Outlook

Most investors agree the market has been undergoing a significant correction over the last three quarters. The question is when will the correction run its course? The chart below indicates that the economy is entering a slowdown/recession. Although lagging indicators are still positive, leading indicators have rolled over significantly.

Although history does not repeat itself identically, history can be used as a guide to the future. When we look at past bear markets; typical corrections can be segmented into three scenarios. Corrections that are roughly 20% lower from the highs, corrections that are between 20% to 40% and declines measuring approximately 50%. The following chart shows the performance of previous bear markets after they have experienced a -20% correction.  The blue line is the current period.  As can be seen below, the US market has already fallen to levels where most bear markets end.  Only the 1973-74, 2000-2002 and 2007-2009 bear markets last longer and fell materially lower from current levels.

Given the robust consumer spending and labour market, we believe we are in the middle bear scenario (yellow line), and the market bottoms around current levels.  Interestingly, in all the middle bear scenarios, equity markets bottomed in the fourth quarter and higher six months later.

Supporting this thesis is the Ned Davis Crowd Sentiment Poll. This poll has been in the extreme pessimism zone since April 2022, or 112 consecutive trading days, which marks the third longest streak of gloom since the data began in 1995. Investor sentiment in unquestionably the worst it has been since the crisis of 2008, with losses in government bonds contributing to investors negativity. Bank of America’s proprietary sell-side sentiment indicator has been a reliable contrarian signal in the past and indicates a rally may be forthcoming.

Many investors are waiting for the Fed to pivot from their hawkish stance and outsized interest rate hikes. Conventional wisdom used by central banks is that “front loading” interest rates is necessary to lower aggregate demand and bring down inflation. But according to the Bank Credit Analyst, wage growth is the long-term driver of inflation and wages tend to track the job openings rate (which have been in decline for many months). This leads us to believe that the Fed is almost finished raising rates and that they will pause in 2023 as previous rate hikes take their toll.  The following chart shows the sharp decline in job openings along side rising payrolls.

The associated chart below also suggests that wage growth is heading lower in the US.

Obviously, the expectation is for further rate increases over the next two months, however these interest rate increases are already priced into the market.  The more significant risk to the markets is that earnings expectations are too high.

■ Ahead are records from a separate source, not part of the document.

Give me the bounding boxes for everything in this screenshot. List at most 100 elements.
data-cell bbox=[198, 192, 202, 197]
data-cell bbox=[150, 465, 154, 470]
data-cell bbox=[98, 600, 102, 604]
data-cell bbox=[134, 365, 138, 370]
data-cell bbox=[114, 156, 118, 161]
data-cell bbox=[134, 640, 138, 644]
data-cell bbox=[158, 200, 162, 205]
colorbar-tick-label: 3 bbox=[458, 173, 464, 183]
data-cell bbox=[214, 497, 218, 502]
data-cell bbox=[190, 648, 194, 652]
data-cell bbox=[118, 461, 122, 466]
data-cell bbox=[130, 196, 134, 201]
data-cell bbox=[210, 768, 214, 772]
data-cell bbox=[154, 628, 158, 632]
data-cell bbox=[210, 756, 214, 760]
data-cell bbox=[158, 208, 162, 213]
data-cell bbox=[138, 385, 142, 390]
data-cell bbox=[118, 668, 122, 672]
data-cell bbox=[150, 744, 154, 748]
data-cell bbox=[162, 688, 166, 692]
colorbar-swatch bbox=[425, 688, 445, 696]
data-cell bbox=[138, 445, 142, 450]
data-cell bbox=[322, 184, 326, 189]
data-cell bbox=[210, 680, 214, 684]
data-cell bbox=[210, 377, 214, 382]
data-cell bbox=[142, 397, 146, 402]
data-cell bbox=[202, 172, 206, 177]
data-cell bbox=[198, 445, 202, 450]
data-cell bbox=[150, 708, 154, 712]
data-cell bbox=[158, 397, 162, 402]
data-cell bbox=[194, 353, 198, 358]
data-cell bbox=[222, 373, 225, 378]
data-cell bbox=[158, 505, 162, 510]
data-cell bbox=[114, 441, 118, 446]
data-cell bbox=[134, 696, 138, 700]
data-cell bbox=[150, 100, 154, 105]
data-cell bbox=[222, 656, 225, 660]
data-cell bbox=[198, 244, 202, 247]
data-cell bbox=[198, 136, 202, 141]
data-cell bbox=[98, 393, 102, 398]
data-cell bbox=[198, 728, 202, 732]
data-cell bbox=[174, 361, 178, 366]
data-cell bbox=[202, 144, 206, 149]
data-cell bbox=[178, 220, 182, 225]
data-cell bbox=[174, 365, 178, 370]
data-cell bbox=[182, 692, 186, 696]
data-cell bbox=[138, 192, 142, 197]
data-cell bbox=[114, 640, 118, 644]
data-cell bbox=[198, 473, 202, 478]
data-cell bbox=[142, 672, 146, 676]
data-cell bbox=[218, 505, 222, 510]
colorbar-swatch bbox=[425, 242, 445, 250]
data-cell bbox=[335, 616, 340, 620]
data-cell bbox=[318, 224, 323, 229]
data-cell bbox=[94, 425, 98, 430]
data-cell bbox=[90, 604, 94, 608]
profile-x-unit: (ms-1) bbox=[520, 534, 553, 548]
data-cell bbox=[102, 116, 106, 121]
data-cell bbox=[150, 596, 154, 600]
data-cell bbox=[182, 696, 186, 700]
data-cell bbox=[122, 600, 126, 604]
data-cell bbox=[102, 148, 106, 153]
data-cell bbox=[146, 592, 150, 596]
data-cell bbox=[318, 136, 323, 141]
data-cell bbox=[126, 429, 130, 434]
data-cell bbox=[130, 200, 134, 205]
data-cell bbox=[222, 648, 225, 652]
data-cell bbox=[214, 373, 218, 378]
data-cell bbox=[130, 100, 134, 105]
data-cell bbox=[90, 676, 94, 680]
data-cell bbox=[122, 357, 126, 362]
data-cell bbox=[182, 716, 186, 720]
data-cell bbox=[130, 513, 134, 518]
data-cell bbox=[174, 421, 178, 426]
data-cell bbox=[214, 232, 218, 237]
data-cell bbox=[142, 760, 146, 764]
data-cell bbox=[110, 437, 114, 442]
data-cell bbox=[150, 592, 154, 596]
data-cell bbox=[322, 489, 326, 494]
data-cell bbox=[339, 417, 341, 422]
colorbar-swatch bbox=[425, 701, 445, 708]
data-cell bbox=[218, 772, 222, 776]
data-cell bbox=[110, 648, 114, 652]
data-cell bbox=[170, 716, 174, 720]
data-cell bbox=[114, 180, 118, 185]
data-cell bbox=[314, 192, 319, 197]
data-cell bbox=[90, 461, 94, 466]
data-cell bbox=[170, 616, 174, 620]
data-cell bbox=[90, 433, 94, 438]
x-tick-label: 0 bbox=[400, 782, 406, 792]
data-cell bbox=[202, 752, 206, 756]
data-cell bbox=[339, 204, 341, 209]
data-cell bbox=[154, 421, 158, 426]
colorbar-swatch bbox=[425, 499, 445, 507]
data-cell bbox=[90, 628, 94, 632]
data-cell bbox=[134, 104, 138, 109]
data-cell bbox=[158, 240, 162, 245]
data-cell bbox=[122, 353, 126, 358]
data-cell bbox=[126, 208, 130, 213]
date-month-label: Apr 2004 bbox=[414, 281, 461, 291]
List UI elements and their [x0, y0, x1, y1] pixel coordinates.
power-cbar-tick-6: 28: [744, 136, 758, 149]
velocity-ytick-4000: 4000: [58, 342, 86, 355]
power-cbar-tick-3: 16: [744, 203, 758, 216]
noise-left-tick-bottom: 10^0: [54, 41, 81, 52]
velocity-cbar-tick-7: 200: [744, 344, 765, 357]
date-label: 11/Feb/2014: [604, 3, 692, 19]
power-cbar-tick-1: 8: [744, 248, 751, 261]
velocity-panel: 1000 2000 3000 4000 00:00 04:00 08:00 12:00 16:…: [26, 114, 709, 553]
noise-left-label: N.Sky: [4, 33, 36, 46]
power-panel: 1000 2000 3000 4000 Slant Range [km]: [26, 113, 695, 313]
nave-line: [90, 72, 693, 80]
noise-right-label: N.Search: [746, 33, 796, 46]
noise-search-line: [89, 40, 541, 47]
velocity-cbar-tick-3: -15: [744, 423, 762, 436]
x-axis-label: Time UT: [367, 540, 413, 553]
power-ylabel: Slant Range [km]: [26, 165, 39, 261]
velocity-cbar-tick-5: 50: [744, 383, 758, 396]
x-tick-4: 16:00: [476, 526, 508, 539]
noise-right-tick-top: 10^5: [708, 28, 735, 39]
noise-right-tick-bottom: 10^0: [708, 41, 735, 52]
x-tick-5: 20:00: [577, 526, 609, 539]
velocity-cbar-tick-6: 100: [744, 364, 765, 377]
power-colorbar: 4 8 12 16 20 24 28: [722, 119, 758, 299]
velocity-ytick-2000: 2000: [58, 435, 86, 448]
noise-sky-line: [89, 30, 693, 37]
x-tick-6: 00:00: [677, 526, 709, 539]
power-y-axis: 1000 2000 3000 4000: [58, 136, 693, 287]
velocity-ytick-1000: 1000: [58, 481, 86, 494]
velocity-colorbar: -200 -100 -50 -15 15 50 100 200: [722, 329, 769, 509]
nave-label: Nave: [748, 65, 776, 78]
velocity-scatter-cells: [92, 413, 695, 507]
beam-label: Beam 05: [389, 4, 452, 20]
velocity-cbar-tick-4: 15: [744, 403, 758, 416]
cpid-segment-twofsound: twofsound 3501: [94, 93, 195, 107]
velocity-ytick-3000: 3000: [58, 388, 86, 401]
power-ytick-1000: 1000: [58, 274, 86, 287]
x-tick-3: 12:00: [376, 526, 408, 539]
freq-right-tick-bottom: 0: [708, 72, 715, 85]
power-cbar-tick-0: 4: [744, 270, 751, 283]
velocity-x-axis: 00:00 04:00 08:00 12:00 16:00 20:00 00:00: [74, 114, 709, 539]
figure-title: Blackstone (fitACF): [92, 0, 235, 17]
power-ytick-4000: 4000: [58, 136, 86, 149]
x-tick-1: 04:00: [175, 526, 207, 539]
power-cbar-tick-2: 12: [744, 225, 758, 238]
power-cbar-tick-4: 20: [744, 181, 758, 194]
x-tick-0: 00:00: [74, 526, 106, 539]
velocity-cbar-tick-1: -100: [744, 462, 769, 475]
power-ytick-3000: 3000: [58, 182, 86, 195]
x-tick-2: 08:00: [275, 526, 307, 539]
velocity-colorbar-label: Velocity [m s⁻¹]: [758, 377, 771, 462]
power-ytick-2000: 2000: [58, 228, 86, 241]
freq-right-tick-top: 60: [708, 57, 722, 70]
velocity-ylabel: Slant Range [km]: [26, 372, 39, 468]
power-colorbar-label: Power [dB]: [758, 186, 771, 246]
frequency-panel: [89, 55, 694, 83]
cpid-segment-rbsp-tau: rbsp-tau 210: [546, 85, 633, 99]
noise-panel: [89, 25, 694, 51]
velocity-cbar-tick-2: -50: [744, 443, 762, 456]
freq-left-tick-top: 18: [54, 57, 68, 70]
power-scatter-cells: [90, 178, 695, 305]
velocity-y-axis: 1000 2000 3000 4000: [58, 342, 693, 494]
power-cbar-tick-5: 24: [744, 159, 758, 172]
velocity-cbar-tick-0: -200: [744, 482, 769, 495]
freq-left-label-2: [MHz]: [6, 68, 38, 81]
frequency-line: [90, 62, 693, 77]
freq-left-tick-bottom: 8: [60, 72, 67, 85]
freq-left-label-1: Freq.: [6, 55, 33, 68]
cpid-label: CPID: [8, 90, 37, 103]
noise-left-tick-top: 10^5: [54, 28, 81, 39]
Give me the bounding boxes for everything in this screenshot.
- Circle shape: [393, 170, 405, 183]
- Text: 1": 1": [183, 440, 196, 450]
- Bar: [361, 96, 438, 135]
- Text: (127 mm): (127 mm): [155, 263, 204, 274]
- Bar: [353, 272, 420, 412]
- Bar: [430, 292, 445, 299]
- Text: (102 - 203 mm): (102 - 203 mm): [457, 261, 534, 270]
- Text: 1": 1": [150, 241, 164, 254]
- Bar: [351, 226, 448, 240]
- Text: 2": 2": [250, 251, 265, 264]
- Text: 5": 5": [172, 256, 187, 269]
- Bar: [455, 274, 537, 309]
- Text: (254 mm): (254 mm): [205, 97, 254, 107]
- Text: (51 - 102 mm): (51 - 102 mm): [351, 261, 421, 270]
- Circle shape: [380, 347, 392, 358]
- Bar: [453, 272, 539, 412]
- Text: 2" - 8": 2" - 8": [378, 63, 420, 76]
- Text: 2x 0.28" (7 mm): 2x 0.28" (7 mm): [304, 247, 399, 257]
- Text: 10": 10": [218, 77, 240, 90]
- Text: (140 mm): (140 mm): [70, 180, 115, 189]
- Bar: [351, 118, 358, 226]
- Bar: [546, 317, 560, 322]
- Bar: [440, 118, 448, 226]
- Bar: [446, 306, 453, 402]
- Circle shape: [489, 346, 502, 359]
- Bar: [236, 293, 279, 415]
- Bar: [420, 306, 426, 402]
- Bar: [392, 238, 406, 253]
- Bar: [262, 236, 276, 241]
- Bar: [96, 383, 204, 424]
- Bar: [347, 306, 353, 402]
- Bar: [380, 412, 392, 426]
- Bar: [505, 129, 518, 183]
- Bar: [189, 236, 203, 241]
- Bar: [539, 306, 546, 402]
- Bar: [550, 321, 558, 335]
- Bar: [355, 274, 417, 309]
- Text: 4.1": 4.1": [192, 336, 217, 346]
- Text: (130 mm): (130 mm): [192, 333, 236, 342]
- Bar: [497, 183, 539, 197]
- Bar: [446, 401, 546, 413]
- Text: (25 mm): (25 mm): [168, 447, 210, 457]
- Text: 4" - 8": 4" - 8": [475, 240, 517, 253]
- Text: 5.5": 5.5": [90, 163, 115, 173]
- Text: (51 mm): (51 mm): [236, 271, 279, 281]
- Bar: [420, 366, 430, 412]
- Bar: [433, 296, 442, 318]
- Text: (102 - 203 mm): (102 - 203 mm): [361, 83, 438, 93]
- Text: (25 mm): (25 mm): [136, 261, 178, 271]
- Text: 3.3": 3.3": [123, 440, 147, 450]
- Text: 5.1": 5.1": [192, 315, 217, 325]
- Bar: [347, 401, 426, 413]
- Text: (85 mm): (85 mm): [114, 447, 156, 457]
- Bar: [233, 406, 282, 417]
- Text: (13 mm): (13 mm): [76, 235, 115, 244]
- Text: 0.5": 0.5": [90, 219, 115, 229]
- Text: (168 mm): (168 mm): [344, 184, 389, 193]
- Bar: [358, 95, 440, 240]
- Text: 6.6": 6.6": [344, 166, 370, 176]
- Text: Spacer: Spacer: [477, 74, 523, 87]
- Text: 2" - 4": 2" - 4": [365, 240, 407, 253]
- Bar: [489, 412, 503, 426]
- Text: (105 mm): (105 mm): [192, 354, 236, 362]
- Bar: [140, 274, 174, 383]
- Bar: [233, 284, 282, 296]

The following chart shows forward earnings estimates have already come down in combination with forward price/earnings ratios.

Getting through this rough patch is critical to looking forward as to what will lead the market going forward. Although most sectors are down significantly this year, the energy sector has been a bright spot, and is up over +15% to September 30th.  We continue to believe the energy sector will continue to outperform the general market due to low stock valuations, robust earnings, strong capital discipline and tight global energy markets.

For the last decade, the technology sector has led the markets and we anticipate that investors will go with what has worked in the past by aggressively adding to technology stocks when risk sentiment turns. With short positions in technology stocks at historic levels, covering shorts could provide the first significant move in a rally. In anticipation of this, we have started increasing the portfolio’s technology exposure.  However, we still favour energy and material stocks as the commodity sectors have only just begun to break out of a multi-year consolidation period.